Resignations amongst staff in the insurance sector increased in the year to February 2010, despite growing fears over job security, according to a new survey.

The 2010 National Management Salary Survey - a survey of 43,312 individuals in 197 organisations - published by the Chartered Management Institute (CMI) and XpertHR, reveals a labour turnover rate of 13.6%, up from 12.4% in 2009.

Resignations in the insurance sector stand at 6.2%, compared to 4.1% twelve months ago. The survey results also show that employers are failing to persuade staff to stay, with requests for ‘internal transfers’ as an alternative to leaving resting at 3.4% for the sector, against a national average of 3.6%.

Earning power in the sector has dropped dramatically in the past year, with ‘take home pay’ heavily influenced by where people work and what they do, the survey said.

Asked what lies behind this desire to change jobs, more than half the employers questioned (53.8%) admitted that restructuring and job insecurity caused many of their staff to quit.

A significant proportion (38.5%) recognised that their ‘failure to offer career opportunities and training’ contributed to employees leaving.

61.5% also admitted that their employees’ heads had been turned by head-hunters and recruitment consultants.

The survey - in its 37th year - also revealed an average salary increase of 2.7% in the insurance sector.
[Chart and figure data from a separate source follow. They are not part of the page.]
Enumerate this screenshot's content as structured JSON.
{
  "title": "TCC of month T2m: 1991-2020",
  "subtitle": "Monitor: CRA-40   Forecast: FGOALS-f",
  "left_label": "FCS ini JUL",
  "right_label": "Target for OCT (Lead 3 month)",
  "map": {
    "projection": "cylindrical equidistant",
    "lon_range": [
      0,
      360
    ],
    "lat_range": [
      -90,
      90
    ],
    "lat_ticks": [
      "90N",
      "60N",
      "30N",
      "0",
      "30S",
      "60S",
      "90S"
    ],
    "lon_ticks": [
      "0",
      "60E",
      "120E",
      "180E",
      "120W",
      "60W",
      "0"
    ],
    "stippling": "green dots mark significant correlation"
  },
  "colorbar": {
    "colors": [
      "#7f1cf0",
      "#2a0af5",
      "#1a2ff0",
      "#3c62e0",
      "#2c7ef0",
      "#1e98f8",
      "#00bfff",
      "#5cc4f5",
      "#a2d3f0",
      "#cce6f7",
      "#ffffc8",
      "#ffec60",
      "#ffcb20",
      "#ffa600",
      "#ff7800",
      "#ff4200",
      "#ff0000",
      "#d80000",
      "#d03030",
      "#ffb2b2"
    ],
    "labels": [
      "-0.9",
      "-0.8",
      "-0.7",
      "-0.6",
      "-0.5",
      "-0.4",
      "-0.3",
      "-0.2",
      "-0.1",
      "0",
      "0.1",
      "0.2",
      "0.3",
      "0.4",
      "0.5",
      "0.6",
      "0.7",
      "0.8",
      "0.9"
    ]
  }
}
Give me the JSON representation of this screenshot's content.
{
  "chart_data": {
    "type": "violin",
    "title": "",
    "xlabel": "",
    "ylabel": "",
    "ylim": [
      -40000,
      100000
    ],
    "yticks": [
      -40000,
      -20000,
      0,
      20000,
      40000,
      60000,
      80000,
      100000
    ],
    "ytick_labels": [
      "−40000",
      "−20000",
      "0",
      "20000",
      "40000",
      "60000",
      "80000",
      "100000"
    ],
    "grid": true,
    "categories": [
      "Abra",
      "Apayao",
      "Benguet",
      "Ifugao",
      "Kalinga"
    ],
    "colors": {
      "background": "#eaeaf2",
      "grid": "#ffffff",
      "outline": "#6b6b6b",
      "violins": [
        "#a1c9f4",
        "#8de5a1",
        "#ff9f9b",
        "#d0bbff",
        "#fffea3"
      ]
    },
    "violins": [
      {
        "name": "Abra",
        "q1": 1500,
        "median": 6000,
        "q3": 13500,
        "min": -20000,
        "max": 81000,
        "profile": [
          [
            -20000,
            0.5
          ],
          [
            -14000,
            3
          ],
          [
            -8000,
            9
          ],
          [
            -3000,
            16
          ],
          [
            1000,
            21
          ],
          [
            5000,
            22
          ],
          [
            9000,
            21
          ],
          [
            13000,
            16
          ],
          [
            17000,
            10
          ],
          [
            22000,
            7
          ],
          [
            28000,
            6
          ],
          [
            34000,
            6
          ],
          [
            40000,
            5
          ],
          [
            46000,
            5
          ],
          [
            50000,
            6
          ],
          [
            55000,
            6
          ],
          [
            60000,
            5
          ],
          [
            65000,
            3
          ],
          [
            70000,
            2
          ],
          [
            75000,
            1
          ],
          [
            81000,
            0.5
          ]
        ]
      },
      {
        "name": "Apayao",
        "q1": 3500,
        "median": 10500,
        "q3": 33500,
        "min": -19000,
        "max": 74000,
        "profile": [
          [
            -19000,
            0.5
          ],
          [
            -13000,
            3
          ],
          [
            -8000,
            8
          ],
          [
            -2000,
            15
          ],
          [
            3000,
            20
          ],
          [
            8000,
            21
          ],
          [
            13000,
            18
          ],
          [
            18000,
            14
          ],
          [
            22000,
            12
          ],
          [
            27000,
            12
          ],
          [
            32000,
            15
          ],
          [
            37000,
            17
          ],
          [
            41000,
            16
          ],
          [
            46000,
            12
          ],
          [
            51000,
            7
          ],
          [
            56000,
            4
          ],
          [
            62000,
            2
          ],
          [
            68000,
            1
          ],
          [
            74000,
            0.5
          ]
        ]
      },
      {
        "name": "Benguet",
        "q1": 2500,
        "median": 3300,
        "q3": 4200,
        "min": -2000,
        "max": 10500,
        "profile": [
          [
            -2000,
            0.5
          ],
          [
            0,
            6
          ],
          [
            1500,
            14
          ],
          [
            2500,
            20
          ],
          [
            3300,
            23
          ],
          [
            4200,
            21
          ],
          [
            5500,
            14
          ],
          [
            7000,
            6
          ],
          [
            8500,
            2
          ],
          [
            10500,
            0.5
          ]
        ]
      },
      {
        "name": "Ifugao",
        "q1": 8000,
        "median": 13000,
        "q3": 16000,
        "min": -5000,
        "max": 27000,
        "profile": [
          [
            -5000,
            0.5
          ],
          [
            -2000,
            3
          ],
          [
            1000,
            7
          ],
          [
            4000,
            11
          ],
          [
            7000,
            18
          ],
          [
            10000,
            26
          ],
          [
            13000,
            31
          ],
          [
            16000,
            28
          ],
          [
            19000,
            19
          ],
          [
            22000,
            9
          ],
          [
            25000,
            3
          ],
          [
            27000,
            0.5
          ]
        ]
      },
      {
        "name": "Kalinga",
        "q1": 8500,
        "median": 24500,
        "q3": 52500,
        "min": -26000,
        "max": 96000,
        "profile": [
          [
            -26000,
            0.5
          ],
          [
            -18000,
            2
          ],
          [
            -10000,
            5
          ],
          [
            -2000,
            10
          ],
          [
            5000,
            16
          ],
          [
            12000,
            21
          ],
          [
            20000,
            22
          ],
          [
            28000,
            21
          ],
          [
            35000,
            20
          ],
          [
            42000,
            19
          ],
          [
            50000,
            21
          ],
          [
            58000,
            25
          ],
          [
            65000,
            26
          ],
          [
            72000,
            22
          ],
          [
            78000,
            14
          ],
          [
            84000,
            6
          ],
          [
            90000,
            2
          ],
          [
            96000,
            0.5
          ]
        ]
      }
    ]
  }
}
Whilst it is a strong position, compared to the average national pay rise (2.%), the figure contrasts negatively with last year (4.8%), it stated.

In real terms, the findings show an average salary of £19,788 for junior staff across in the insurance sector and £40,129 for their counterparts at team leader level.

Ruth Spellman, chief executive of the CMI, said: “A year ago employers were looking at job transfers as a way of halting growth of the dole queue. However, with the latest figures showing that staff are prepared to run the risk of unemployment by jumping ship, questions must be asked about employee engagement levels in organisations up and down the country.

“It is clearly time for business to grow up. We can no longer afford to reward people with pay rise after pay rise especially as all the evidence suggests that money isn’t the main motivator anymore. Instead, employers must concentrate on building remuneration packages that incorporate earnings with development opportunities, offer flexible approaches to work and recognition of the need to better engage with staff.”